Tom Brokaw documentary on 1968 receives tepid review from NYT





A theory on documentaries that strip-mine the 1960s: The less fresh insight the program has to offer, the earlier the Buffalo Springfield song “For What It’s Worth” will turn up on the soundtrack. Written by Stephen Stills, that astonishing song (“There’s something happening here/What it is ain’t exactly clear”) came to encapsulate ’60s turmoil so perfectly that resorting to it is a subconscious admission by a documentarian: “I have nothing to say that Stephen Stills didn’t say better in 2 minutes 41 seconds.”

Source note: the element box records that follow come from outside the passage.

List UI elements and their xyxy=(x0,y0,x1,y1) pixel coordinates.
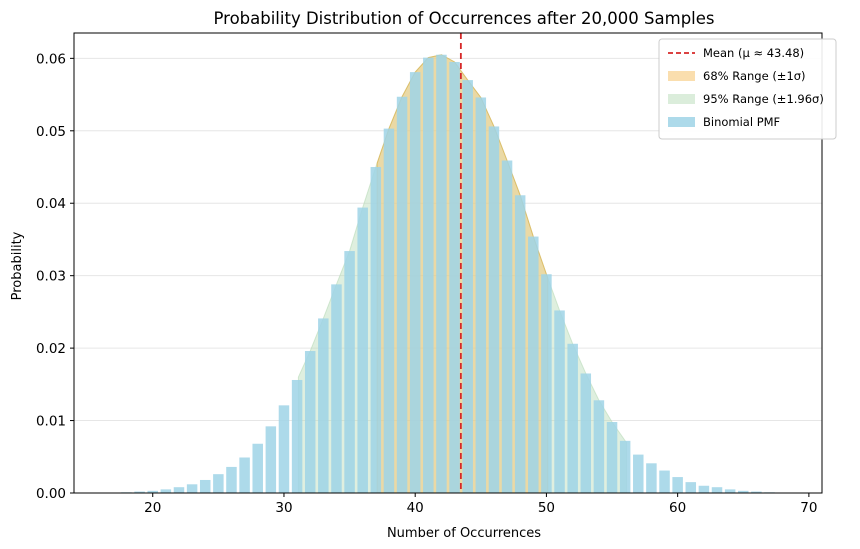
bar-26 xyxy=(226,466,237,493)
bar-34 xyxy=(331,284,342,493)
bar-62 xyxy=(698,485,710,493)
bar-52 xyxy=(567,343,578,493)
axes xyxy=(73,32,823,494)
legend-label-2: 95% Range (±1.96σ) xyxy=(703,92,824,106)
bar-37 xyxy=(370,167,382,493)
x-tick-label-60: 60 xyxy=(669,500,686,516)
y-tick-label-0.00: 0.00 xyxy=(36,486,66,502)
bar-57 xyxy=(633,454,644,493)
legend-swatch-1 xyxy=(668,71,695,81)
bar-25 xyxy=(213,474,224,493)
bar-38 xyxy=(383,128,395,493)
bar-58 xyxy=(646,463,657,493)
bar-54 xyxy=(593,400,605,493)
y-tick-label-0.06: 0.06 xyxy=(36,51,66,67)
bar-55 xyxy=(606,422,618,493)
y-tick-label-0.02: 0.02 xyxy=(36,341,66,357)
bar-65 xyxy=(738,490,749,493)
legend-label-3: Binomial PMF xyxy=(703,115,780,129)
y-tick-label-0.05: 0.05 xyxy=(36,124,66,140)
bar-45 xyxy=(475,97,487,493)
bar-61 xyxy=(685,482,697,493)
x-axis-label: Number of Occurrences xyxy=(387,526,541,541)
bar-35 xyxy=(344,251,355,493)
bar-27 xyxy=(239,457,250,493)
bar-33 xyxy=(318,318,329,493)
bar-39 xyxy=(396,96,408,493)
y-ticks: 0.00 0.01 0.02 0.03 0.04 0.05 0.06 xyxy=(36,51,74,502)
bar-19 xyxy=(134,491,145,493)
y-axis-label: Probability xyxy=(10,231,25,300)
bar-32 xyxy=(304,351,316,493)
bar-63 xyxy=(711,487,723,493)
bar-40 xyxy=(409,72,421,494)
bar-28 xyxy=(252,443,263,493)
legend-label-1: 68% Range (±1σ) xyxy=(703,69,806,83)
x-tick-label-30: 30 xyxy=(275,500,292,516)
x-tick-label-20: 20 xyxy=(144,500,161,516)
bar-60 xyxy=(672,477,683,493)
x-ticks: 20 30 40 50 60 70 xyxy=(144,493,817,516)
bar-50 xyxy=(541,274,552,493)
bar-43 xyxy=(449,61,460,493)
x-tick-label-50: 50 xyxy=(538,500,555,516)
legend: Mean (μ ≈ 43.48) 68% Range (±1σ) 95% Range… xyxy=(658,38,837,140)
bar-59 xyxy=(659,470,670,493)
bar-29 xyxy=(265,426,277,493)
bar-24 xyxy=(199,479,211,493)
bar-23 xyxy=(186,484,198,493)
bar-46 xyxy=(488,126,500,493)
bar-48 xyxy=(514,195,526,493)
bar-56 xyxy=(619,440,631,493)
bar-22 xyxy=(173,487,185,493)
bar-31 xyxy=(291,379,303,493)
bars xyxy=(108,54,802,494)
bar-47 xyxy=(501,160,513,493)
y-tick-label-0.01: 0.01 xyxy=(36,414,66,430)
x-tick-label-70: 70 xyxy=(800,500,817,516)
plot-frame xyxy=(73,32,823,494)
legend-swatch-3 xyxy=(668,117,695,127)
bar-66 xyxy=(751,491,762,493)
bar-64 xyxy=(724,489,736,493)
bar-51 xyxy=(554,310,565,493)
bar-21 xyxy=(160,489,172,493)
y-tick-label-0.04: 0.04 xyxy=(36,196,66,212)
bar-41 xyxy=(423,57,434,493)
legend-swatch-2 xyxy=(668,94,695,104)
legend-box xyxy=(658,38,837,140)
y-tick-label-0.03: 0.03 xyxy=(36,269,66,285)
bar-36 xyxy=(357,207,368,493)
bar-30 xyxy=(278,405,290,493)
chart-title: Probability Distribution of Occurrences … xyxy=(213,9,714,28)
x-tick-label-40: 40 xyxy=(407,500,424,516)
bar-44 xyxy=(462,80,473,493)
legend-label-0: Mean (μ ≈ 43.48) xyxy=(703,46,804,60)
bar-53 xyxy=(580,373,592,493)
bar-49 xyxy=(528,236,539,493)
bar-20 xyxy=(147,490,158,493)
bar-42 xyxy=(436,54,447,493)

The song is heard about two minutes into the two-hour “1968 With Tom Brokaw,” tomorrow night on the History Channel. Its instantly recognizable two-note opening rings like an alarm bell for the viewer: “Warning: Regurgitation of a lot of stuff you already know ahead.”

It didn’t have to be that way. Mr. Brokaw has an eclectic array of voices in his program: Arlo Guthrie, Tommy Smothers, Pat Buchanan, James Taylor, Rafer Johnson, Dorothy Rabinowitz. And early on it seems as if he might be breaking the mold in refreshing fashion as he mixes familiar 1968 film clips with personal stories, his own and others’.

But the program soon lapses into a standard timeline format, which confronts Mr. Brokaw with the same dilemma faced by anyone who visits this decade: Do I make my program for people who were there, or for people who weren’t?